A study published in the Environmental Science & Technology journal said that large rivers contribute to water pollution more than smaller ones. “The concentrations of plastic, i.e. the quantity of plastic per cubic meter of water are significantly higher in large rivers than small ones. The plastic loads consequently increase at a disproportionately higher rate than the size of the river,” Christian Schmidt, a hydrogeologist at the Helmholtz Centre for Environmental Research – UFZ in Leipzig, Germany, said. “Halving the plastic input from the catchment areas of these rivers would already be a major success,” he added.

Schmidt pointed out the need to improve the waste management and raise public awareness for the issue. “We hope that our study will make a contribution to a positive development so that the plastic problem in our oceans can be curbed in the long run,” he said.

According to the study, rivers contribute between 410,000 and 4 million tonnes a year to the plastic waste in oceans.
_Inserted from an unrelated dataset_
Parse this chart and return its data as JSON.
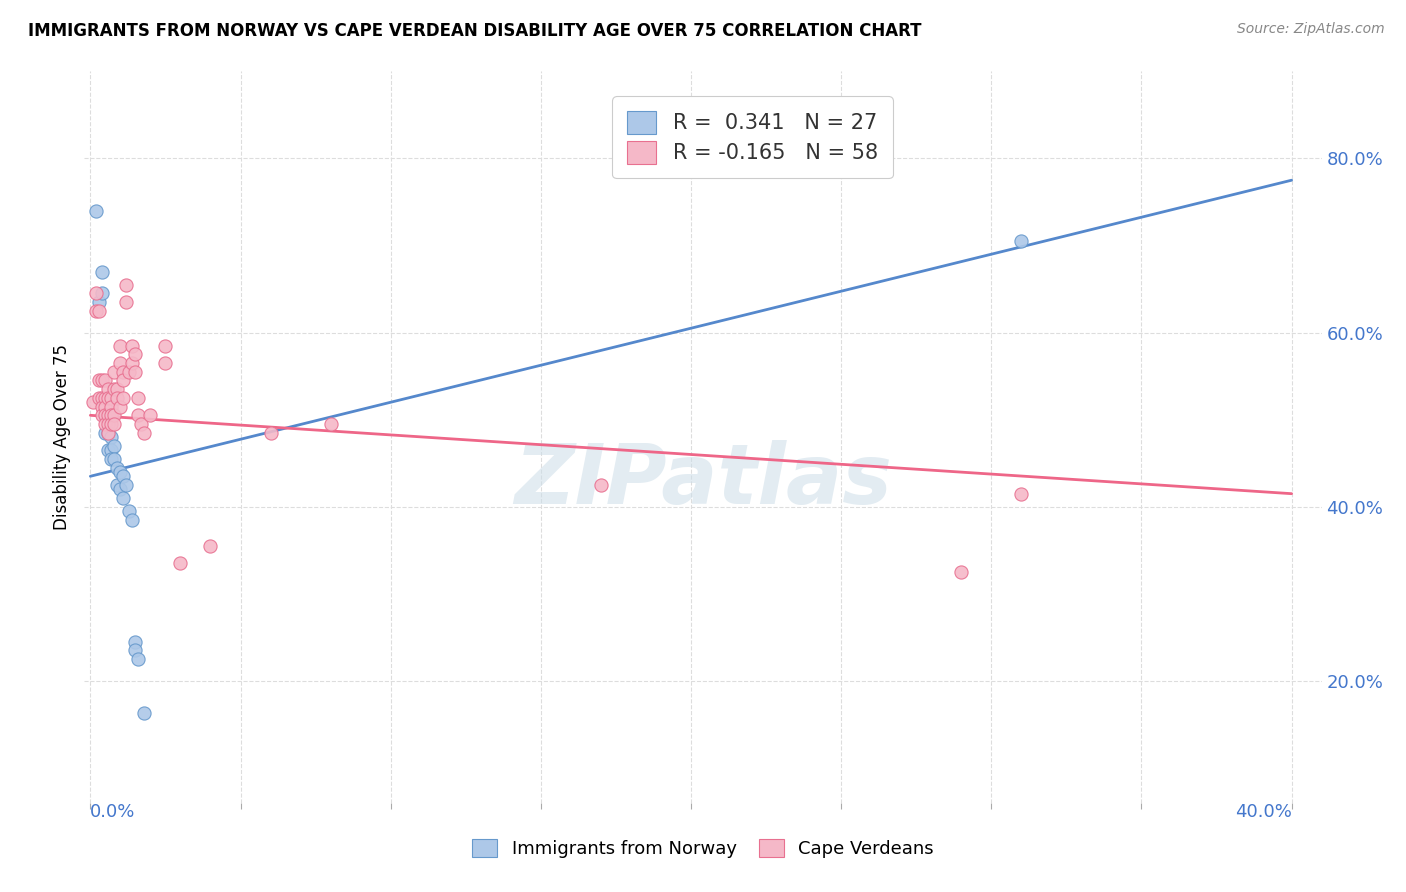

As much as 85-95 per cent pollutants are carried into oceans by 10 rivers — the Yangtze, Yellow, Hai He, Pearl, Amur and Mekong in east Asia, the Indus and Ganges Delta in south Asia, and the Niger and Nile in Africa.

The Helmholtz Centre for Environmental Research conducted the study by analyzing various scientific researches that examined the plastic load — the quantity of plastic carried by the water — in rivers. Then they converted the results of the studies into mutually comparable datasets and determined the ratio of these figures to the quantity of waste that is not disposed off properly in the respective catchment area.

“We were able to demonstrate that there is a definite correlation in this respect,” Schmidt said. “The more waste there is in a catchment area that is not disposed off properly, the more plastic ultimately ends up in the river and takes this route to the sea.”

Earlier studies have revealed that rivers carry almost 1.15-2.41 million tonnes of plastic into the sea every year.

An earlier study done by The Ocean Cleanup, a Dutch foundation working on new technologies to rid the oceans of plastic, said that the Ganga was the second-most polluting river in the world, after the Yangtze River that runs through Shanghai, one of China’s most populous areas. The study stated that 66.67 per cent pollutants entering oceans come from 20 rivers, most of which are in Asia.